爱可可AI前沿推介(11.3)

LG - 机器学习 CV - 计算机视觉 CL - 计算与语言 AS - 音频与语音 RO - 机器人

1、[LG] Generalized Shape Metrics on Neural Representations

A H. Williams, E Kunz, S Kornblith, S W. Linderman

[Stanford University & Google Research]

神经表示的广义形状度量。理解生物和人工网络的运作仍然是一个困难而重要的挑战。为了确定一般原则，研究人员越来越有兴趣调研在类似任务上训练或在生物学上适应的大型网络集合。现在需要一套标准化的分析工具，来确定网络层面的协变量——如结构、解剖学脑区和模型组织——如何影响神经表示(隐层激活)。

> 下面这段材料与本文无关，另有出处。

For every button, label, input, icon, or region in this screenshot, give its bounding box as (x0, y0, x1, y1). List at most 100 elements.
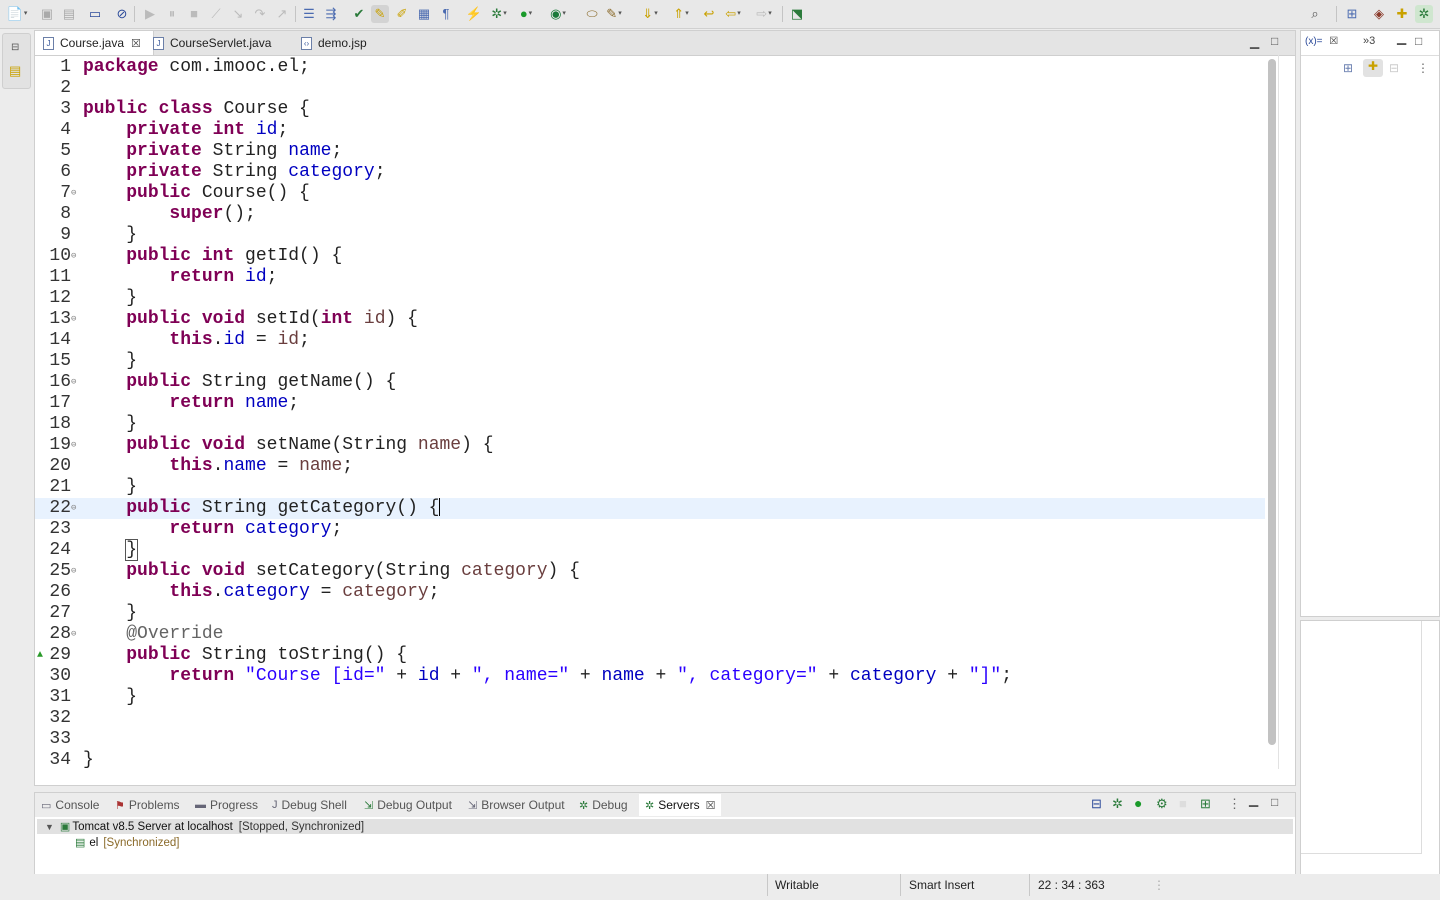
collapse-all-icon[interactable]: ⊟ (1091, 796, 1102, 812)
open-type-icon[interactable]: ⬭ (583, 5, 601, 23)
server-row[interactable]: ▼ ▣ Tomcat v8.5 Server at localhost [Sto… (37, 819, 1293, 834)
publish-icon[interactable]: ⊞ (1200, 796, 1211, 812)
disconnect-icon[interactable]: ⟋ (207, 5, 225, 23)
tab-debug-shell[interactable]: J Debug Shell (272, 797, 347, 813)
show-whitespace-icon[interactable]: ¶ (437, 5, 455, 23)
code-line[interactable]: 33 (35, 729, 1265, 750)
code-line[interactable]: 20 this.name = name; (35, 456, 1265, 477)
tab-demo-jsp[interactable]: ‹› demo.jsp (301, 31, 381, 55)
fold-toggle-icon[interactable]: ⊖ (71, 435, 76, 456)
tab-courseservlet-java[interactable]: J CourseServlet.java (153, 31, 293, 55)
code-line[interactable]: 2 (35, 78, 1265, 99)
code-line[interactable]: 10 ⊖ public int getId() { (35, 246, 1265, 267)
fold-toggle-icon[interactable]: ⊖ (71, 624, 76, 645)
close-icon[interactable]: ☒ (706, 799, 716, 812)
new-icon[interactable]: 📄 ▾ (7, 5, 28, 23)
expand-triangle-icon[interactable]: ▼ (45, 822, 54, 832)
code-line[interactable]: 23 return category; (35, 519, 1265, 540)
code-line[interactable]: 11 return id; (35, 267, 1265, 288)
code-line[interactable]: 32 (35, 708, 1265, 729)
view-menu-icon[interactable]: ⋮ (1228, 796, 1241, 812)
code-line[interactable]: 29 ▲ public String toString() { (35, 645, 1265, 666)
code-line[interactable]: 18 } (35, 414, 1265, 435)
status-drag-handle[interactable]: ⋮ (1153, 878, 1165, 892)
run-icon[interactable]: ● ▾ (517, 5, 535, 23)
code-line[interactable]: 22 ⊖ public String getCategory() { (35, 498, 1265, 519)
search-tool-icon[interactable]: ✎ ▾ (605, 5, 623, 23)
code-line[interactable]: 24 } (35, 539, 1265, 561)
override-marker-icon[interactable]: ▲ (37, 645, 43, 666)
drop-to-frame-icon[interactable]: ☰ (300, 5, 318, 23)
tab-console[interactable]: ▭ Console (41, 797, 99, 813)
skip-breakpoints-icon[interactable]: ⊘ (113, 5, 131, 23)
prev-annotation-icon[interactable]: ⇑ ▾ (672, 5, 690, 23)
code-line[interactable]: 34} (35, 750, 1265, 771)
close-icon[interactable]: ☒ (131, 37, 141, 50)
code-line[interactable]: 28 ⊖ @Override (35, 624, 1265, 645)
code-line[interactable]: 25 ⊖ public void setCategory(String categ… (35, 561, 1265, 582)
tab-progress[interactable]: ▬ Progress (195, 797, 258, 813)
code-line[interactable]: 21 } (35, 477, 1265, 498)
maximize-icon[interactable]: □ (1271, 34, 1278, 48)
open-task-icon[interactable]: ✔ (350, 5, 368, 23)
fold-toggle-icon[interactable]: ⊖ (71, 183, 76, 204)
package-explorer-icon[interactable]: ▤ (9, 63, 21, 79)
code-line[interactable]: 7 ⊖ public Course() { (35, 183, 1265, 204)
code-line[interactable]: 26 this.category = category; (35, 582, 1265, 603)
debug-icon[interactable]: ✲ ▾ (490, 5, 508, 23)
minimize-icon[interactable]: ▁ (1249, 793, 1258, 807)
step-return-icon[interactable]: ↗ (273, 5, 291, 23)
profile-icon[interactable]: ⚙ (1156, 796, 1168, 812)
code-line[interactable]: 13 ⊖ public void setId(int id) { (35, 309, 1265, 330)
code-area[interactable]: 1 package com.imooc.el; 2 3 public class Cou… (35, 55, 1265, 775)
tab-problems[interactable]: ⚑ Problems (115, 797, 180, 813)
code-line[interactable]: 1 package com.imooc.el; (35, 57, 1265, 78)
next-annotation-icon[interactable]: ⇓ ▾ (641, 5, 659, 23)
code-line[interactable]: 4 private int id; (35, 120, 1265, 141)
show-logical-structure-icon[interactable]: ✚ (1363, 59, 1383, 77)
suspend-icon[interactable]: ⏸ (163, 5, 181, 23)
show-source-icon[interactable]: ▦ (415, 5, 433, 23)
fold-toggle-icon[interactable]: ⊖ (71, 498, 76, 519)
debug-perspective-icon[interactable]: ✲ (1415, 5, 1433, 23)
last-edit-icon[interactable]: ↩ (700, 5, 718, 23)
tab-servers[interactable]: ✲ Servers ☒ (639, 794, 722, 816)
close-icon[interactable]: ☒ (1329, 36, 1338, 47)
java-perspective-icon[interactable]: ✚ (1393, 5, 1411, 23)
maximize-icon[interactable]: □ (1415, 34, 1422, 48)
variables-detail-pane[interactable] (1300, 620, 1440, 875)
code-line[interactable]: 31 } (35, 687, 1265, 708)
pin-editor-icon[interactable]: ⬔ (788, 5, 806, 23)
save-icon[interactable]: ▣ (38, 5, 56, 23)
search-icon[interactable]: ⌕ (1306, 5, 1324, 23)
minimize-icon[interactable]: ▁ (1250, 35, 1259, 49)
terminate-icon[interactable]: ■ (185, 5, 203, 23)
step-over-icon[interactable]: ↷ (251, 5, 269, 23)
tab-course-java[interactable]: J Course.java ☒ (35, 31, 154, 55)
open-perspective-icon[interactable]: ⊞ (1343, 5, 1361, 23)
code-line[interactable]: 19 ⊖ public void setName(String name) { (35, 435, 1265, 456)
block-selection-icon[interactable]: ✐ (393, 5, 411, 23)
tab-debug-output[interactable]: ⇲ Debug Output (364, 797, 452, 813)
java-ee-perspective-icon[interactable]: ◈ (1370, 5, 1388, 23)
fold-toggle-icon[interactable]: ⊖ (71, 561, 76, 582)
code-line[interactable]: 6 private String category; (35, 162, 1265, 183)
code-line[interactable]: 30 return "Course [id=" + id + ", name="… (35, 666, 1265, 687)
fold-toggle-icon[interactable]: ⊖ (71, 372, 76, 393)
tab-debug[interactable]: ✲ Debug (579, 797, 628, 813)
step-into-icon[interactable]: ↘ (229, 5, 247, 23)
coverage-icon[interactable]: ◉ ▾ (549, 5, 567, 23)
restore-icon[interactable]: ⊟ (11, 42, 19, 53)
start-server-icon[interactable]: ● (1134, 795, 1142, 811)
minimize-icon[interactable]: ▁ (1397, 31, 1406, 45)
back-icon[interactable]: ⇦ ▾ (724, 5, 742, 23)
launch-icon[interactable]: ⚡ (465, 5, 483, 23)
code-line[interactable]: 27 } (35, 603, 1265, 624)
forward-icon[interactable]: ⇨ ▾ (755, 5, 773, 23)
code-line[interactable]: 3 public class Course { (35, 99, 1265, 120)
maximize-icon[interactable]: □ (1271, 795, 1278, 809)
code-line[interactable]: 15 } (35, 351, 1265, 372)
code-line[interactable]: 17 return name; (35, 393, 1265, 414)
highlight-icon[interactable]: ✎ (371, 5, 389, 23)
fold-toggle-icon[interactable]: ⊖ (71, 246, 76, 267)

本文为这些分析提供了一个严格的基础，定义了一个广泛的度量空间族，对表示的不相似性进行量化。利用该框架，本文修改了现有的基于典型相关分析的表示相似性度量，以满足三角不等式，制定了一个尊重卷积层归纳偏差的新度量，并确定了近似的欧氏嵌入，使网络表示能纳入基本上任何现有的机器学习方法中。在生物学(Allen Institute Brain Observatory)和深度学习(NAS-Bench-101)的大规模数据集上展示了这些方法。确定了可从解剖学特征和模型性能方面解释的神经表示间的关系。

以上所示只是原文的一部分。